In dem Text, den verlinkt hast, wird das nicht ganz so absolut dargestellt. Zumindest in dem dort beschriebenen Versuch, konnten die Versuchspersonen einen auf einem Bildschirm erscheinenden Kreis schneller erkennen, wenn er aus einer anderen Farbkategorie der jeweiligen Sprache als der Hintergrund bestand und brauchten länger wenn er aus derselben Farbkategorie stammt. Das bedeutet aber nicht, dass sie dann keine Unterschiede wahrnehmen können.
Ich habe auch ein bisschen nach weiteren Artikeln dazu gesucht und es scheint generell so zu sein, dass die Tests in der Regel die Kategorisierung und Erinnerung von Farben entsprechend der in einer Sprache vorhanden Farbkategorien untersuchen und nicht die Unterscheidbarkeit an sich.
Näheres dazu findet man z.
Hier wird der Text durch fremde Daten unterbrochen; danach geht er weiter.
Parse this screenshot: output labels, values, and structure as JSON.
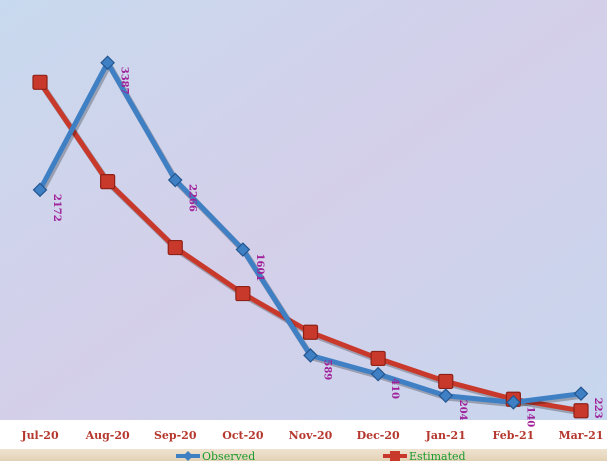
{
  "chart_data": {
    "type": "line",
    "categories": [
      "Jul-20",
      "Aug-20",
      "Sep-20",
      "Oct-20",
      "Nov-20",
      "Dec-20",
      "Jan-21",
      "Feb-21",
      "Mar-21"
    ],
    "series": [
      {
        "name": "Observed",
        "values": [
          2172,
          3387,
          2266,
          1601,
          589,
          410,
          204,
          140,
          223
        ],
        "data_labels": [
          "2172",
          "3387",
          "2266",
          "1601",
          "589",
          "410",
          "204",
          "140",
          "223"
        ],
        "color": "#3f7fc4",
        "marker": "diamond"
      },
      {
        "name": "Estimated",
        "values": [
          3200,
          2250,
          1620,
          1180,
          810,
          560,
          340,
          170,
          60
        ],
        "color": "#c8392c",
        "marker": "square"
      }
    ],
    "ylim": [
      0,
      3700
    ],
    "grid": false,
    "legend": "bottom",
    "colors": {
      "tick_labels": "#b5372e",
      "data_labels": "#a0229a",
      "legend_observed": "#1a9a2a",
      "legend_estimated": "#1a9a2a"
    }
  }
}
B. hier:
(PDF) Colour categories and category acquisition in Himba and English (researchgate.net)
Dort ist beschrieben, wie sich die Kategorisierung von Farben bei Kinder mit Himba oder Englisch als Muttersprache ändert, sobald die Kinder die jeweiligen Farbkategorien der Sprache erlernen.
Vorher unterscheiden sie Farben nach Ähnlichkeit, nach erlernen der Farbwörter dann eher nach den Farbkategorien. Sie machen bei Erinnerungsaufgaben dann eher Fehler innerhalb einer Farbkategorie als außerhalb.
"In our longitudinal study, from an initial reliance on perceptual similarity,
an advantage for the (language appropriate) set of focal colours became evident
as soon as children acquired colour terms. Of those children knowing one or
more colour terms at the first time of testing, English children showed superior
memory performance for the items that are focal to English, but not to Himba
categories, while Himba children showed the reverse pattern. Such rapid
divergence in the cognitive organization of colour for the two groups, from the
time that the first terms are learnt, suggests that cognitive colour categories are
learned rather than innate. Thus, these data, like those for adult Himba and
Berinmo speakers, argue against an innate origin for the eleven basic colour
terms in English."
Es macht auch keinen Sinn, dass man blau und grün erst unterscheiden kann, wenn man unterschiedliche Begriffe dafür hat. Menschen können ja ohnehin mehr Farben und Farbtöne unterscheiden als es Begriffe dafür gibt.
Als Beispiel möchte ich noch mal die Farbe des Telekom-Logos erwähnen. Aus diversen Pressberichten über diesbezügliche Rechtsstreitigkeiten ist den meisten wahrscheinlich bekannt, dass es sich dabei um Magenta handelt. Aber ändert sich durch dieses Wissen die Farbwahrnehmung des Logos oder wird die Farbe erst dadurch z. B. von der Farbe einer roten Rose unterscheidbar? Oder ändert sich die Farbwahrnehmung, wenn man weiß, dass Magenta nicht einfach der Name für irgendeinen Rotton ist, sondern das Magenta im CMYK-Farbsystem eine der Grundfarben ist? Ich denke eher nicht.
Dieses Wissen hilft allerdings bei der Wiedererkennung und Kategorisierung der Farbe des Logos, da man neben dem visuellen Farbeindruck eben auch die Information "Magenta" anstelle von "irgendein Rotton" abspeichert und erinnert sich dann bei Gegenständen in ähnlicher Farbe daran "Ah, Magenta!".
Dasselbe gilt auch für Cyan bzw. Türkis. El Quichote konnte als kleines Kind erkennen, dass die Farbe seiner Pantoffeln kein typisches blau oder grün ist, konnte sie also von blau und grün unterscheiden, obwohl er damals wohl kein Wort für diese Farbe hatte.
Im Übrigen ist die unterschiedliche visuelle Wahrnehmung von blau und grün ja auch überhaupt erst die Voraussetzung dafür, dass der Wunsch auftaucht, dafür unterschiedliche Begriffe zu haben. Wenn man die Farben ohne die Begriffe nicht unterscheiden könnte, würde man ja gar nicht auf die Idee kommen, dafür unterschiedliche Begriffe zu verwenden.